Sayfalar

18 Şubat 2014 Salı

DC 5: Freer Gallery of Art, Arthur M. Sackler Gallery ve Ara Güler'in Anadolusu Fotoğraf Sergisi

Washington, DC'nin ucretsiz muze ve arastirma merkezleri kompleksi olan Smithsonian Enstitusu'nden ve bu kompleksin kurulmasi icin butun mirasini bagislayan James Smithson'dan bahsetmistim. Gecen hafta DC'ye gittigimde bu enstituye bagli olan Freer Gallery of Art, Arthur M. Sackler Gallery (soldaki foto) ve National Museum of African Art (alttaki foto) muzelerini gezdim. Bu muzeler National Mall denilen parkin guneyinde ve Smithsonian Kalesi'nin hemen arkasinda yan yana uc binadan olusuyor ve bu uc bina yeralti tunelleriyle birbirine baglanmis durumda. Herhangi birinden girip, uc muzeyi de hic disariya cikmadan gezmek mumkun. Bu muzelerin cogu bolumu yer altinda cunku yer ustunde Smithsonian Kalesi'nin arka bahcesi olan Enid A. Haupt Bahcesi bulunuyor.
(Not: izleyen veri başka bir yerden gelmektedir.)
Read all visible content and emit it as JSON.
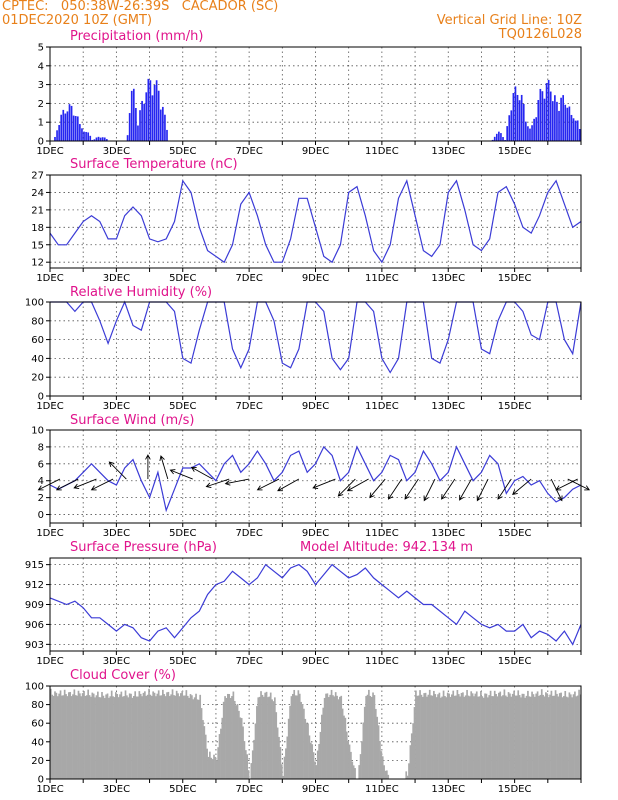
{
  "header": {
    "line1": "CPTEC:   050:38W-26:39S   CACADOR (SC)",
    "line2": "01DEC2020 10Z (GMT)",
    "grid_note": "Vertical Grid Line: 10Z",
    "run_id": "TQ0126L028"
  },
  "colors": {
    "header": "#e8801a",
    "title": "#e0148c",
    "line": "#3b3bd6",
    "precip": "#2626f0",
    "cloud": "#a8a8a8"
  },
  "chart_data": [
    {
      "type": "bar",
      "title": "Precipitation (mm/h)",
      "ylim": [
        0,
        5
      ],
      "yticks": [
        0,
        1,
        2,
        3,
        4,
        5
      ],
      "ytick_labels": [
        "0",
        "1",
        "2",
        "3",
        "4",
        "5"
      ],
      "xticks": [
        "1DEC",
        "3DEC",
        "5DEC",
        "7DEC",
        "9DEC",
        "11DEC",
        "13DEC",
        "15DEC"
      ],
      "x_unit": "days since 1DEC 10Z",
      "events": [
        {
          "center": 0.55,
          "width": 0.45,
          "peak": 2.0
        },
        {
          "center": 0.92,
          "width": 0.35,
          "peak": 0.7
        },
        {
          "center": 1.5,
          "width": 0.25,
          "peak": 0.25
        },
        {
          "center": 2.48,
          "width": 0.18,
          "peak": 2.9
        },
        {
          "center": 2.75,
          "width": 0.2,
          "peak": 0.7
        },
        {
          "center": 3.05,
          "width": 0.5,
          "peak": 3.5
        },
        {
          "center": 13.5,
          "width": 0.2,
          "peak": 0.5
        },
        {
          "center": 14.05,
          "width": 0.35,
          "peak": 3.0
        },
        {
          "center": 14.45,
          "width": 0.2,
          "peak": 1.0
        },
        {
          "center": 14.95,
          "width": 0.5,
          "peak": 3.3
        },
        {
          "center": 15.45,
          "width": 0.35,
          "peak": 2.5
        },
        {
          "center": 15.75,
          "width": 0.25,
          "peak": 1.5
        }
      ]
    },
    {
      "type": "line",
      "title": "Surface Temperature (nC)",
      "ylim": [
        11,
        27
      ],
      "yticks": [
        12,
        15,
        18,
        21,
        24,
        27
      ],
      "ytick_labels": [
        "12",
        "15",
        "18",
        "21",
        "24",
        "27"
      ],
      "xticks": [
        "1DEC",
        "3DEC",
        "5DEC",
        "7DEC",
        "9DEC",
        "11DEC",
        "13DEC",
        "15DEC"
      ],
      "x": [
        0,
        0.25,
        0.5,
        0.75,
        1,
        1.25,
        1.5,
        1.75,
        2,
        2.25,
        2.5,
        2.75,
        3,
        3.25,
        3.5,
        3.75,
        4,
        4.25,
        4.5,
        4.75,
        5,
        5.25,
        5.5,
        5.75,
        6,
        6.25,
        6.5,
        6.75,
        7,
        7.25,
        7.5,
        7.75,
        8,
        8.25,
        8.5,
        8.75,
        9,
        9.25,
        9.5,
        9.75,
        10,
        10.25,
        10.5,
        10.75,
        11,
        11.25,
        11.5,
        11.75,
        12,
        12.25,
        12.5,
        12.75,
        13,
        13.25,
        13.5,
        13.75,
        14,
        14.25,
        14.5,
        14.75,
        15,
        15.25,
        15.5,
        15.75,
        16
      ],
      "y": [
        17,
        15,
        15,
        17,
        19,
        20,
        19,
        16,
        16,
        20,
        21.5,
        20,
        16,
        15.5,
        16,
        19,
        26,
        24,
        18,
        14,
        13,
        12,
        15,
        22,
        24,
        20,
        15,
        12,
        12,
        16,
        23,
        23,
        18,
        13,
        12,
        15,
        24,
        25,
        20,
        14,
        12,
        15,
        23,
        26,
        20,
        14,
        13,
        15,
        24,
        26,
        21,
        15,
        14,
        16,
        24,
        25,
        22,
        18,
        17,
        20,
        24,
        26,
        22,
        18,
        19
      ]
    },
    {
      "type": "line",
      "title": "Relative Humidity (%)",
      "ylim": [
        0,
        100
      ],
      "yticks": [
        0,
        20,
        40,
        60,
        80,
        100
      ],
      "ytick_labels": [
        "0",
        "20",
        "40",
        "60",
        "80",
        "100"
      ],
      "xticks": [
        "1DEC",
        "3DEC",
        "5DEC",
        "7DEC",
        "9DEC",
        "11DEC",
        "13DEC",
        "15DEC"
      ],
      "x": [
        0,
        0.25,
        0.5,
        0.75,
        1,
        1.25,
        1.5,
        1.75,
        2,
        2.25,
        2.5,
        2.75,
        3,
        3.25,
        3.5,
        3.75,
        4,
        4.25,
        4.5,
        4.75,
        5,
        5.25,
        5.5,
        5.75,
        6,
        6.25,
        6.5,
        6.75,
        7,
        7.25,
        7.5,
        7.75,
        8,
        8.25,
        8.5,
        8.75,
        9,
        9.25,
        9.5,
        9.75,
        10,
        10.25,
        10.5,
        10.75,
        11,
        11.25,
        11.5,
        11.75,
        12,
        12.25,
        12.5,
        12.75,
        13,
        13.25,
        13.5,
        13.75,
        14,
        14.25,
        14.5,
        14.75,
        15,
        15.25,
        15.5,
        15.75,
        16
      ],
      "y": [
        100,
        100,
        100,
        90,
        100,
        100,
        80,
        56,
        80,
        100,
        75,
        70,
        100,
        100,
        100,
        90,
        40,
        35,
        70,
        100,
        100,
        100,
        50,
        30,
        50,
        100,
        100,
        80,
        35,
        30,
        50,
        100,
        100,
        90,
        40,
        28,
        40,
        100,
        100,
        90,
        40,
        25,
        40,
        100,
        100,
        100,
        40,
        35,
        60,
        100,
        100,
        100,
        50,
        45,
        80,
        100,
        100,
        90,
        65,
        60,
        100,
        100,
        60,
        45,
        100
      ]
    },
    {
      "type": "line",
      "title": "Surface Wind (m/s)",
      "ylim": [
        -1,
        10
      ],
      "yticks": [
        0,
        2,
        4,
        6,
        8,
        10
      ],
      "ytick_labels": [
        "0",
        "2",
        "4",
        "6",
        "8",
        "10"
      ],
      "xticks": [
        "1DEC",
        "3DEC",
        "5DEC",
        "7DEC",
        "9DEC",
        "11DEC",
        "13DEC",
        "15DEC"
      ],
      "x": [
        0,
        0.25,
        0.5,
        0.75,
        1,
        1.25,
        1.5,
        1.75,
        2,
        2.25,
        2.5,
        2.75,
        3,
        3.25,
        3.5,
        3.75,
        4,
        4.25,
        4.5,
        4.75,
        5,
        5.25,
        5.5,
        5.75,
        6,
        6.25,
        6.5,
        6.75,
        7,
        7.25,
        7.5,
        7.75,
        8,
        8.25,
        8.5,
        8.75,
        9,
        9.25,
        9.5,
        9.75,
        10,
        10.25,
        10.5,
        10.75,
        11,
        11.25,
        11.5,
        11.75,
        12,
        12.25,
        12.5,
        12.75,
        13,
        13.25,
        13.5,
        13.75,
        14,
        14.25,
        14.5,
        14.75,
        15,
        15.25,
        15.5,
        15.75,
        16
      ],
      "y": [
        3.5,
        3,
        3.5,
        4,
        5,
        6,
        5,
        4,
        3.5,
        5.5,
        6.5,
        4,
        2,
        5,
        0.5,
        3,
        5.5,
        5.5,
        6,
        5,
        4,
        6,
        7,
        5,
        6,
        7.5,
        6,
        4,
        5,
        7,
        7.5,
        5,
        6,
        8,
        7,
        4,
        5,
        8,
        6,
        4,
        5,
        7,
        6.5,
        4,
        5,
        7.5,
        6,
        4,
        5,
        8,
        6,
        4,
        5,
        7,
        6,
        2.5,
        4,
        4.5,
        3.5,
        4,
        2.5,
        1.5,
        2,
        3,
        3.5
      ],
      "arrows": [
        {
          "x": 0.3,
          "u": 1.0,
          "v": 0.5
        },
        {
          "x": 0.85,
          "u": 1.0,
          "v": 0.5
        },
        {
          "x": 1.4,
          "u": 1.0,
          "v": 0.4
        },
        {
          "x": 1.9,
          "u": 1.0,
          "v": 0.5
        },
        {
          "x": 2.3,
          "u": 0.4,
          "v": -0.4
        },
        {
          "x": 2.95,
          "u": 0.0,
          "v": -1.0
        },
        {
          "x": 3.55,
          "u": 0.3,
          "v": -1.0
        },
        {
          "x": 4.3,
          "u": 1.0,
          "v": -0.4
        },
        {
          "x": 4.9,
          "u": 0.9,
          "v": -0.5
        },
        {
          "x": 5.4,
          "u": 0.9,
          "v": 0.3
        },
        {
          "x": 6.0,
          "u": 1.0,
          "v": 0.2
        },
        {
          "x": 6.9,
          "u": 1.0,
          "v": 0.5
        },
        {
          "x": 7.5,
          "u": 0.9,
          "v": 0.5
        },
        {
          "x": 8.6,
          "u": 1.0,
          "v": 0.4
        },
        {
          "x": 9.2,
          "u": 0.5,
          "v": 0.5
        },
        {
          "x": 9.6,
          "u": 0.9,
          "v": 0.5
        },
        {
          "x": 10.1,
          "u": 0.5,
          "v": 0.6
        },
        {
          "x": 10.6,
          "u": 0.4,
          "v": 0.6
        },
        {
          "x": 11.1,
          "u": 0.4,
          "v": 0.6
        },
        {
          "x": 11.6,
          "u": 0.3,
          "v": 0.6
        },
        {
          "x": 12.2,
          "u": 0.4,
          "v": 0.6
        },
        {
          "x": 12.7,
          "u": 0.4,
          "v": 0.7
        },
        {
          "x": 13.2,
          "u": 0.3,
          "v": 0.6
        },
        {
          "x": 13.9,
          "u": 0.4,
          "v": 0.6
        },
        {
          "x": 14.5,
          "u": 0.6,
          "v": 0.5
        },
        {
          "x": 15.1,
          "u": -0.3,
          "v": 0.6
        },
        {
          "x": 15.6,
          "u": -0.6,
          "v": 0.3
        },
        {
          "x": 15.9,
          "u": 0.6,
          "v": 0.3
        }
      ]
    },
    {
      "type": "line",
      "title": "Surface Pressure (hPa)",
      "subtitle": "Model Altitude: 942.134 m",
      "ylim": [
        902,
        916
      ],
      "yticks": [
        903,
        906,
        909,
        912,
        915
      ],
      "ytick_labels": [
        "903",
        "906",
        "909",
        "912",
        "915"
      ],
      "xticks": [
        "1DEC",
        "3DEC",
        "5DEC",
        "7DEC",
        "9DEC",
        "11DEC",
        "13DEC",
        "15DEC"
      ],
      "x": [
        0,
        0.25,
        0.5,
        0.75,
        1,
        1.25,
        1.5,
        1.75,
        2,
        2.25,
        2.5,
        2.75,
        3,
        3.25,
        3.5,
        3.75,
        4,
        4.25,
        4.5,
        4.75,
        5,
        5.25,
        5.5,
        5.75,
        6,
        6.25,
        6.5,
        6.75,
        7,
        7.25,
        7.5,
        7.75,
        8,
        8.25,
        8.5,
        8.75,
        9,
        9.25,
        9.5,
        9.75,
        10,
        10.25,
        10.5,
        10.75,
        11,
        11.25,
        11.5,
        11.75,
        12,
        12.25,
        12.5,
        12.75,
        13,
        13.25,
        13.5,
        13.75,
        14,
        14.25,
        14.5,
        14.75,
        15,
        15.25,
        15.5,
        15.75,
        16
      ],
      "y": [
        910,
        909.5,
        909,
        909.5,
        908.5,
        907,
        907,
        906,
        905,
        906,
        905.5,
        904,
        903.5,
        905,
        905.5,
        904,
        905.5,
        907,
        908,
        910.5,
        912,
        912.5,
        914,
        913,
        912,
        913,
        915,
        914,
        913,
        914.5,
        915,
        914,
        912,
        913.5,
        915,
        914,
        913,
        913.5,
        914.5,
        913,
        912,
        911,
        910,
        911,
        910,
        909,
        909,
        908,
        907,
        906,
        908,
        907,
        906,
        905.5,
        906,
        905,
        905,
        906,
        904,
        905,
        904.5,
        903.5,
        905,
        903,
        906
      ]
    },
    {
      "type": "area",
      "title": "Cloud Cover (%)",
      "ylim": [
        0,
        100
      ],
      "yticks": [
        0,
        20,
        40,
        60,
        80,
        100
      ],
      "ytick_labels": [
        "0",
        "20",
        "40",
        "60",
        "80",
        "100"
      ],
      "xticks": [
        "1DEC",
        "3DEC",
        "5DEC",
        "7DEC",
        "9DEC",
        "11DEC",
        "13DEC",
        "15DEC"
      ],
      "x": [
        0,
        0.25,
        0.5,
        0.75,
        1,
        1.25,
        1.5,
        1.75,
        2,
        2.25,
        2.5,
        2.75,
        3,
        3.25,
        3.5,
        3.75,
        4,
        4.25,
        4.5,
        4.75,
        5,
        5.25,
        5.5,
        5.75,
        6,
        6.25,
        6.5,
        6.75,
        7,
        7.25,
        7.5,
        7.75,
        8,
        8.25,
        8.5,
        8.75,
        9,
        9.25,
        9.5,
        9.75,
        10,
        10.25,
        10.5,
        10.75,
        11,
        11.25,
        11.5,
        11.75,
        12,
        12.25,
        12.5,
        12.75,
        13,
        13.25,
        13.5,
        13.75,
        14,
        14.25,
        14.5,
        14.75,
        15,
        15.25,
        15.5,
        15.75,
        16
      ],
      "y": [
        97,
        97,
        97,
        97,
        97,
        96,
        95,
        95,
        96,
        96,
        95,
        97,
        97,
        97,
        97,
        97,
        97,
        94,
        92,
        30,
        28,
        95,
        95,
        70,
        5,
        95,
        97,
        90,
        10,
        97,
        97,
        60,
        20,
        95,
        97,
        92,
        40,
        0,
        97,
        95,
        25,
        0,
        0,
        10,
        97,
        96,
        97,
        95,
        96,
        97,
        96,
        97,
        95,
        96,
        97,
        96,
        97,
        95,
        96,
        97,
        96,
        97,
        95,
        96,
        97
      ]
    }
  ],
  "panels": [
    {
      "title": "Precipitation (mm/h)",
      "subtitle": "",
      "y_labels": [
        "0",
        "1",
        "2",
        "3",
        "4",
        "5"
      ]
    },
    {
      "title": "Surface Temperature (nC)",
      "subtitle": "",
      "y_labels": [
        "12",
        "15",
        "18",
        "21",
        "24",
        "27"
      ]
    },
    {
      "title": "Relative Humidity (%)",
      "subtitle": "",
      "y_labels": [
        "0",
        "20",
        "40",
        "60",
        "80",
        "100"
      ]
    },
    {
      "title": "Surface Wind (m/s)",
      "subtitle": "",
      "y_labels": [
        "0",
        "2",
        "4",
        "6",
        "8",
        "10"
      ]
    },
    {
      "title": "Surface Pressure (hPa)",
      "subtitle": "Model Altitude: 942.134 m",
      "y_labels": [
        "903",
        "906",
        "909",
        "912",
        "915"
      ]
    },
    {
      "title": "Cloud Cover (%)",
      "subtitle": "",
      "y_labels": [
        "0",
        "20",
        "40",
        "60",
        "80",
        "100"
      ]
    }
  ],
  "x_labels": [
    "1DEC",
    "3DEC",
    "5DEC",
    "7DEC",
    "9DEC",
    "11DEC",
    "13DEC",
    "15DEC"
  ]
}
Freer Gallery of Art (1928) ve Arthur M. Sackler Gallery (1982) ABD'nin Asya'ya ozgu en buyuk sanat eserleri koleksiyonuna sahip muzeleriymis. Misir'dan heykeller, tahta oyma sanat eserleri, seramikler, Cin'den tablolar, sermikler, Kore porselenleri, Japonya'dan paravanlar, baskilar, porselenler, Iran'dan el yazmasi eserler, Budist heykelleri, Amerikali sanatci  James McNeill Whistler'a ait unlu "tavuskusu odasi" (Peacock Room), Hindistan'dan fotograflar, seramikler, Umman'dan antik heykeller ve daha bir cok ilginc eser sergileniyor. Hepsini gezmek icin 2 saat kadar ayirmak gerekiyor.



 Peacock Room

Augustus Saint-Gaudens, Labor Supported by Science and Art (1892) ve Law Supported by Power and Love (1894), bronz


Arthur M. Sackler Gallery'deki gecici sergilerden biri olan Ara Güler'in "Ara Güler'in Anadolusu" isimli fotograf sergisini gezmek istedigim icin Sackler Gallery'ye gittim once. Ara Güler kendisini her ne kadar fotograf sanatcisi yerine foto muhabiri olarak tanimlasa da bence Turkiye'de fotograf sanatcisi denilince akla gelen ilk isimdir. 1928'de Istanbul'da dogan Ermeni bir ailenin cocugu olan Ara Güler, Istanbul Universitesi Ekonomi Bolumu mezundur. 1950'de Yeni İstanbul gazetesinde gazeteciliğe başlamis daha sonra 1961 yılına kadar Hayat dergisinde fotoğraf bölümü şefi olarak çalışmis. 1961'de İngiltere'de yayınlanan Photography Annual, Ara Güler'i dünyanın en iyi yedi fotoğraf sanatcisinda biri olarak tanımlamis. Aynı yıl Amerikan Dergi Fotoğrafçıları Derneği'ne kabul edilen Türkiye'den tek fotografci olmus. Bir cok önemli yayında fotoğrafları kullanılmis ve bir cok ulkede sergiler acmis. Indira Gandi, Winston Churchill, Picasso, Alfred Hitchcock, Fikret Mualla, Ismet Inonu ve Salvador Dali gibi birçok ünlünün fotoğrafını çekmis, röportajlar yapmis. 1979'da Türkiye Gazeteciler Cemiyeti'nin foto muhabirliği dalındaki birincilik ödülünü almis. 18 tane kitabi yayinlanan Ara Güler'in Beyoglu'nda Ara Kafe adindan bir kafesi var ve hala fotograf cekmeye, Turkiye'nin tarihini arsivlemeye devam ediyor.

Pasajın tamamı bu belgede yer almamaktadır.